USMCA Still Shapes Nearshoring Decisions: Why Mexico Remains Relevant for U.S. CEOs

Executive Introduction: Nearshoring Is Paused, Not Reversed
Across North America, nearshoring momentum has slowed. Projects are being reassessed, timelines extended, and capital deployed more cautiously. Yet despite this pause, Mexico continues to be viewed by U.S. executives as a strategic partner, not a temporary solution.
Recent insights from U.S. CEOs interviewed by Kearney point to a nuanced reality: Mexico remains attractive under the USMCA framework, but growth is becoming more concentrated and execution risks more visible.
The message is not one of retreat, but of selectivity.
USMCA as the Structural Anchor
For U.S. companies, the United States–Mexico–Canada Agreement (USMCA) remains the central pillar supporting nearshoring decisions. Executives emphasize that preferential trade treatment is essential to unlocking the next wave of productive investment in Mexico.
According to Kearney’s nearshoring survey (1H 2025 data):
- 29% of surveyed executives have already made manufacturing investments in the past three years
- 28% have decided to relocate operations to Mexico or Canada
- 15% are actively evaluating nearshoring projects
- Only 7% report no nearshoring consideration
These figures suggest that interest remains broad—but conditional.
Why Growth Is Slowing Despite Strong Interest
While Mexico continues to be perceived as a vital U.S. partner, new investment has decelerated since 2024. Kearney’s analysis points to several structural constraints shaping this slowdown:
- Limited capacity in advanced manufacturing and electronics
- Infrastructure bottlenecks in logistics and border crossings
- Energy and water availability constraints
- Rising security and compliance costs
At the same time, lower-cost Asian manufacturing hubs—excluding China—have increased exports to the U.S., capturing demand that Mexico has struggled to absorb due to capability gaps.
Concentration Risk: Where Growth Is Still Happening
Nearshoring growth has become highly concentrated, both geographically and sectorally. Rather than broad-based expansion, companies are focusing on:
- Proven manufacturing corridors
- Established supplier ecosystems
- Locations with existing logistics and compliance infrastructure
This concentration reflects a shift from expansion-driven nearshoring to risk-managed nearshoring.
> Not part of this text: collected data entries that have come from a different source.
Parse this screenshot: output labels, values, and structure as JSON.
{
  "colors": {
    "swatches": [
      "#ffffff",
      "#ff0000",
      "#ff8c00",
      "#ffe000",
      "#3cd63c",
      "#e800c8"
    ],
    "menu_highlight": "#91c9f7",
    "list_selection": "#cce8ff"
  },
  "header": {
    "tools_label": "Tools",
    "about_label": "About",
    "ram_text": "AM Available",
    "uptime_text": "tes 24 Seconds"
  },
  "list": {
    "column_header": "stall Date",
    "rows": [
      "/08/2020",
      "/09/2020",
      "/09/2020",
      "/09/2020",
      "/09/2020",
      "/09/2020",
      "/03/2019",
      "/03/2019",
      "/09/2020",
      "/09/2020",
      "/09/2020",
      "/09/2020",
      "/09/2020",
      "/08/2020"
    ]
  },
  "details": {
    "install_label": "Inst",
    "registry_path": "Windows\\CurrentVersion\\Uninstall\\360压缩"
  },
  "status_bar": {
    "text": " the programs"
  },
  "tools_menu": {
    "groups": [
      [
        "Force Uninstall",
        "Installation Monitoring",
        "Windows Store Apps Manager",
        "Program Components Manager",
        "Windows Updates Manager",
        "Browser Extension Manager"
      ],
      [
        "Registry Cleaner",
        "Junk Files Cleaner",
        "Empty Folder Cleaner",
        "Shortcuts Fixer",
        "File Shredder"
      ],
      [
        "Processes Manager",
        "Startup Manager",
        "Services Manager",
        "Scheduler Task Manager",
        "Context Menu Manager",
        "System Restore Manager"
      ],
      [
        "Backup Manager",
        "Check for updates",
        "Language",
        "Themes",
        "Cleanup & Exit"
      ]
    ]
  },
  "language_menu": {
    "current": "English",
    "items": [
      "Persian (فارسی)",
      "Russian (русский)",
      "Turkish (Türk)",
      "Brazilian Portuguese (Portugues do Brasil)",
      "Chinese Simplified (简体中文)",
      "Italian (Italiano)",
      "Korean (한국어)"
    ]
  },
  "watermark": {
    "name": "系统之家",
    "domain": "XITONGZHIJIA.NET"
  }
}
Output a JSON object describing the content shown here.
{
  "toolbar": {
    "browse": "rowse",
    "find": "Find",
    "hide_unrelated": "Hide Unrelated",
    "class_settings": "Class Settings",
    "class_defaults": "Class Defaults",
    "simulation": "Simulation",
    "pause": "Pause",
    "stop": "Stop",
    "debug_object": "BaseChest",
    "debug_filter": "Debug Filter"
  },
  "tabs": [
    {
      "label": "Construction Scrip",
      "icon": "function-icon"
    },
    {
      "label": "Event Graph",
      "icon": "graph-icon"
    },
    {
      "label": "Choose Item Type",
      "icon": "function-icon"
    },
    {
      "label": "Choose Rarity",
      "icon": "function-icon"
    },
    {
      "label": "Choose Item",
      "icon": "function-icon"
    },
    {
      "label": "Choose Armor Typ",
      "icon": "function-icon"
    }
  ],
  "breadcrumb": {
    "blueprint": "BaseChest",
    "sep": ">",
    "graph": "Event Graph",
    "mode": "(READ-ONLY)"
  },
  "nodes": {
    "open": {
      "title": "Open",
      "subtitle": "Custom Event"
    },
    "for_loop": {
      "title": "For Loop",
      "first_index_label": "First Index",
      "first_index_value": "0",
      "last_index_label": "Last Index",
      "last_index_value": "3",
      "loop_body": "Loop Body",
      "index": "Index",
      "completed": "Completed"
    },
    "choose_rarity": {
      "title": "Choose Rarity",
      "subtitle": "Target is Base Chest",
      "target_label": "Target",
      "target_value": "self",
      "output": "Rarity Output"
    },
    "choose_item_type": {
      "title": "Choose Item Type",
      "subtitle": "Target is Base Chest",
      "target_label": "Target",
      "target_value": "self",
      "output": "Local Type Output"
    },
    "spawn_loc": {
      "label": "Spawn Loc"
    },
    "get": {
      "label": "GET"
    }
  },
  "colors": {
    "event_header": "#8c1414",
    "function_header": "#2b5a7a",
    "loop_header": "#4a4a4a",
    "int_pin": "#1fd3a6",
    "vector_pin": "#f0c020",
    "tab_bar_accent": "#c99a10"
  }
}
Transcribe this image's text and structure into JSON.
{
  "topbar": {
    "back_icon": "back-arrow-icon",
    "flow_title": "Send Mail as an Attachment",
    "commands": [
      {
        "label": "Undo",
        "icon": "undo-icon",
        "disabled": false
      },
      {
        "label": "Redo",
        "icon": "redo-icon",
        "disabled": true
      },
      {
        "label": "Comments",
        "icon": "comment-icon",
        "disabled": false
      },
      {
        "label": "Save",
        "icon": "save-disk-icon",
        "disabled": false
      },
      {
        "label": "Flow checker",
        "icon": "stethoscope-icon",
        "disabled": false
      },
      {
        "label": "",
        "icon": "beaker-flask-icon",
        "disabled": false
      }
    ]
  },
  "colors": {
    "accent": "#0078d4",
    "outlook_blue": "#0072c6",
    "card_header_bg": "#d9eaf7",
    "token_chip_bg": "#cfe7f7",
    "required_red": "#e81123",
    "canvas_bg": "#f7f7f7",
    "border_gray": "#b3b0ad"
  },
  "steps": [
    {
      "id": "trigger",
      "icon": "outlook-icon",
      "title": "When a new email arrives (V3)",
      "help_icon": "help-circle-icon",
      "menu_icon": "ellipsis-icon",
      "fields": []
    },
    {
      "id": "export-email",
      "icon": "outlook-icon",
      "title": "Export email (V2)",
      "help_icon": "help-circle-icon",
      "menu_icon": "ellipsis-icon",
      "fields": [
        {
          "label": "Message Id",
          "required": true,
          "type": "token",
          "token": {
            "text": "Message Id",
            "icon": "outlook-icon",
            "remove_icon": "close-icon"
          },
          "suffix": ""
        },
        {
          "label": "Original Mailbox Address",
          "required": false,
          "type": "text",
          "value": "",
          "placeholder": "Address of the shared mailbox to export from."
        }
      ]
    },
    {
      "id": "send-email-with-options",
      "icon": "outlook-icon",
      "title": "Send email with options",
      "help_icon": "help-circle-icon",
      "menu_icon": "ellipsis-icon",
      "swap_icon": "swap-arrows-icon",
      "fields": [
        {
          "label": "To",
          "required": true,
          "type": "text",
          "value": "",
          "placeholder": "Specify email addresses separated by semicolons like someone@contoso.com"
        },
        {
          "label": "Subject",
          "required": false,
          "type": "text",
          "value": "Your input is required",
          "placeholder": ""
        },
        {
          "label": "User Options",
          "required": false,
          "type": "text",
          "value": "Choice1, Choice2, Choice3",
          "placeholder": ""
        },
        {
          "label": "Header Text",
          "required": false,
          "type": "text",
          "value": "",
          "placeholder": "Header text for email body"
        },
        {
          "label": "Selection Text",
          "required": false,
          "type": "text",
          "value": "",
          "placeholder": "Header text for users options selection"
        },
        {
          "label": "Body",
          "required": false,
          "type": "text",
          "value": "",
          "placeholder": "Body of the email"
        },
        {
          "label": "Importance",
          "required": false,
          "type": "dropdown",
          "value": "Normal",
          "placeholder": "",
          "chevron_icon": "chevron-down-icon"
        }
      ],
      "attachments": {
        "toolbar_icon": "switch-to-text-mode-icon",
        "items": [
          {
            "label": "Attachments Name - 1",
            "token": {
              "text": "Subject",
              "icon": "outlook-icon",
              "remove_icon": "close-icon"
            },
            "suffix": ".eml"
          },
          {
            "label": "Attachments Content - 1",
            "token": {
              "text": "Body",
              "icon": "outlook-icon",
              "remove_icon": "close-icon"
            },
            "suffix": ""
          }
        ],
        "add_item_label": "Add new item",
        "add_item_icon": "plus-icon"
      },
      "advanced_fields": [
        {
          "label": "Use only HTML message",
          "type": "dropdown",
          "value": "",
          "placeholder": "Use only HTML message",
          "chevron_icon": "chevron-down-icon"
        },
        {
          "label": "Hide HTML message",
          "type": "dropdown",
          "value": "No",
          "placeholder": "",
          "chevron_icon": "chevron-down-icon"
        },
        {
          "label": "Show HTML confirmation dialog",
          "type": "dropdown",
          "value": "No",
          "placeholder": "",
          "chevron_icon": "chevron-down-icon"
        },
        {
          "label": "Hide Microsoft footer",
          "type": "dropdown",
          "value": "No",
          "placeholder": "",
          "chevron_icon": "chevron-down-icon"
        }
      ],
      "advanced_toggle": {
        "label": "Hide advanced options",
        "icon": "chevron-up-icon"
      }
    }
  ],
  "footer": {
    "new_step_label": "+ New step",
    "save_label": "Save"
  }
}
Labor and Policy Risks on the Radar
U.S. executives also highlight domestic policy risks that could affect Mexico’s competitiveness. Among them:
- Proposed reductions in working hours, which may increase labor costs
- Persistent security challenges
- Regulatory and permitting delays
These factors do not negate Mexico’s attractiveness, but they raise the threshold for new investment approvals.
Logistics: Capacity Is Reaching Its Limits
Logistics remains one of the most binding constraints.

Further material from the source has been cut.